На лестнице Рокотову попался молодой человек в шортах, майке и сандалиях, волочивший в охапке здоровенную коробку, доверху заполненную разнокалиберными бумагами. «Чистка авгиевых конюшен!» – невольно усмехнулся про себя Андрей, вспомнив, как сам когда-то так же отрабатывал на кафедре «трудовую повинность», помогая сотрудникам расчищать от учебно-бумажного хлама кабинеты и аудитории.
Поднявшись на третий этаж, Рокотов остановился перед застеклённой перегородкой с дверью посередине. Над дверью красовалась вывеска, набранная объёмными буквами: «Кафедра органической химии». Стёклами же перегородки служили цветные витражи с изображением формул и структур различных сложных молекул. Дверь на кафедру оказалась открытой.
Андрей для верности постучал в витраж, но никто не отозвался. Дребезжащий звук прокатился по широкому коридору кафедры и замер в конце, возле окна. Рокотов медленно двинулся вдоль закрытых дверей с надписями вроде: «Лаборатория синтеза полимеров», «Аудитория № 301», «Лаборантская», «Малый склад», «Моечная»… Наконец ему попалась дверь с табличкой: «Ассистентская».
Майор постучал, не особо надеясь на успех, но ему ответили.
– Да-да, входите!.. – глухо прозвучало из-за двери.
Андрей вошёл и увидел просторную комнату с двумя большими диванами вдоль одной стены, застеклёнными книжными шкафами вдоль другой и целой шеренгой письменных столов вдоль стены с тремя огромными окнами. За дальним столом у окна сидел мужчина средних лет, одетый по-летнему в светлую рубашку с короткими рукавами и такие же светлые брюки.
Услышав шаги, мужчина обернулся и приветливо махнул рукой.
– Проходите сюда. Чем могу быть полезен?
Рокотов представился, показал удостоверение и сказал:
– Я веду расследование по делу о поджоге молельного дома евангелистов. Надеюсь, вы уже видели новости…
– К моему сожалению – нет, – развёл руками тот. – Извините, я не представился: Игнат Егорович Рожков, старший преподаватель кафедры. А что, действительно кто-то поджог церковь?! Какое варварство!..
– К сожалению, у нас такое иногда случается, хотя и очень редко. Так вот, Игнат Егорович, один из подозреваемых в этом преступлении – некто Боровиков Алексей Степанович, бывший сотрудник вашей кафедры…
– Неужели?! О господи!.. Да как же так?! Он же… его же…
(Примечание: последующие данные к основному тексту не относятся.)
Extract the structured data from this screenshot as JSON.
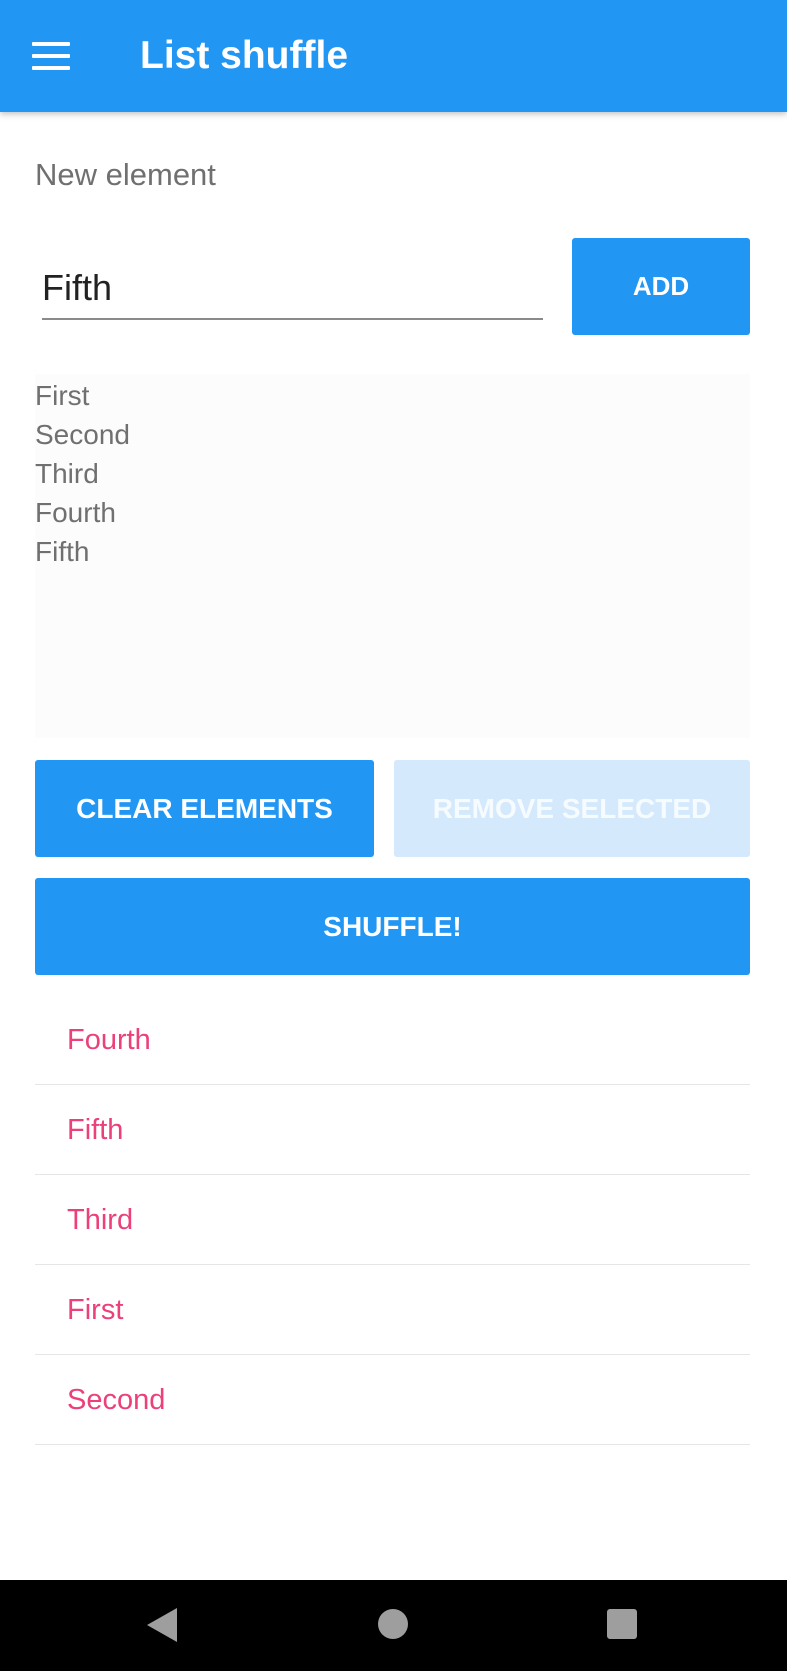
{
  "app_bar": {
    "title": "List shuffle",
    "menu_icon": "menu-icon",
    "color": "#2196F3"
  },
  "form": {
    "label": "New element",
    "input_value": "Fifth",
    "add_label": "ADD"
  },
  "elements": [
    "First",
    "Second",
    "Third",
    "Fourth",
    "Fifth"
  ],
  "actions": {
    "clear_label": "CLEAR ELEMENTS",
    "remove_label": "REMOVE SELECTED",
    "shuffle_label": "SHUFFLE!"
  },
  "shuffled": [
    "Fourth",
    "Fifth",
    "Third",
    "First",
    "Second"
  ],
  "result_color": "#EC407A",
  "nav_bar": {
    "back_icon": "back-icon",
    "home_icon": "home-icon",
    "recents_icon": "recents-icon"
  }
}
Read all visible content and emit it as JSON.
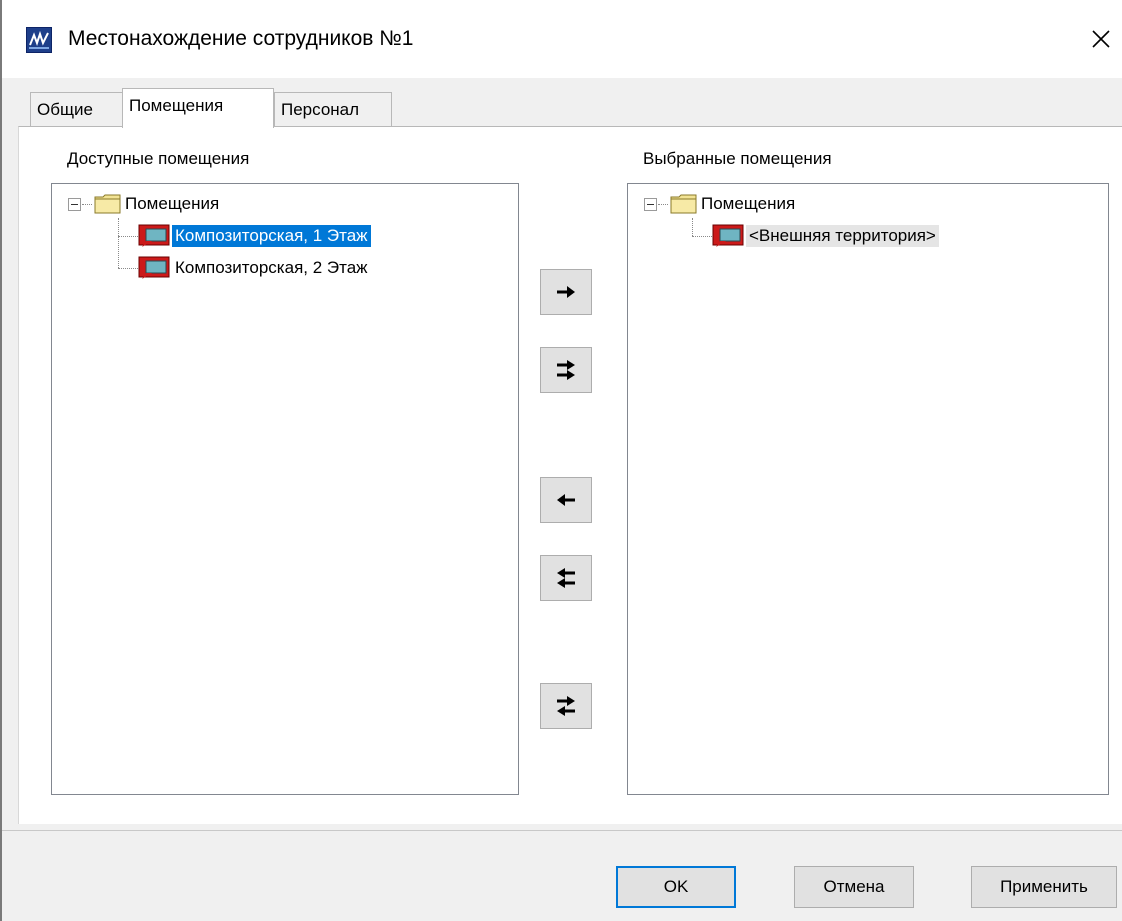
{
  "window": {
    "title": "Местонахождение сотрудников №1",
    "close_icon": "close-icon",
    "app_icon": "app-icon"
  },
  "tabs": [
    {
      "label": "Общие",
      "active": false
    },
    {
      "label": "Помещения",
      "active": true
    },
    {
      "label": "Персонал",
      "active": false
    }
  ],
  "available": {
    "label": "Доступные помещения",
    "root": "Помещения",
    "items": [
      {
        "label": "Композиторская, 1 Этаж",
        "selected": true
      },
      {
        "label": "Композиторская, 2 Этаж",
        "selected": false
      }
    ]
  },
  "selected": {
    "label": "Выбранные помещения",
    "root": "Помещения",
    "items": [
      {
        "label": "<Внешняя территория>",
        "selected": false
      }
    ]
  },
  "transfer_buttons": [
    {
      "name": "move-right-button",
      "icon": "arrow-right-icon"
    },
    {
      "name": "move-all-right-button",
      "icon": "double-arrow-right-icon"
    },
    {
      "name": "move-left-button",
      "icon": "arrow-left-icon"
    },
    {
      "name": "move-all-left-button",
      "icon": "double-arrow-left-icon"
    },
    {
      "name": "swap-button",
      "icon": "swap-arrows-icon"
    }
  ],
  "footer": {
    "ok": "OK",
    "cancel": "Отмена",
    "apply": "Применить"
  },
  "colors": {
    "selection": "#0078d7",
    "folder": "#f2e394",
    "room_icon": "#cc1a1a",
    "default_button_border": "#0078d7"
  }
}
– Именно. Боровиков был осужден и направлен на принудительное лечение, честно его прошёл и год назад был признан неопасным и дееспособным, освобождён и ныне трудится в горзеленхозе.
Рожков недоумённо посмотрел на майора, потёр плохо выбритый подбородок, спросил:
– А чем же я могу?..
– Я так понимаю, вы хорошо знали Боровикова, – продолжал Рокотов. – В таком случае что бы вы могли рассказать про него? Какой он был человек, преподаватель, специалист?..
– Хорошо знал – сильно сказано, – пожал плечами Рожков. – Алексей Степанович не особо с нами общался, разве что в профессиональном плане… Как преподаватель – тоже своеобразен. У него была несколько спорная методика. Он объявлял тему и сразу начинал спрашивать студентов, что они думают по этому поводу, вместо того чтобы самому рассказать.
– Действительно странная манера… А чем Боровиков занимался на кафедре кроме преподавания? Вёл какие-нибудь исследования, писал диссертацию?..
Рожков снова взялся за подбородок, он был в явном затруднении.
– Видите ли, Алексей Степанович очень не любил, чтобы кто-то интересовался его работой… Да, он вёл некоторые исследования в области горения циклических углеводородов… но подробностей я не знаю. А что касается диссертации… официально он никакой темы не заявлял.
– Это из-за его опытов случился пожар в лаборатории?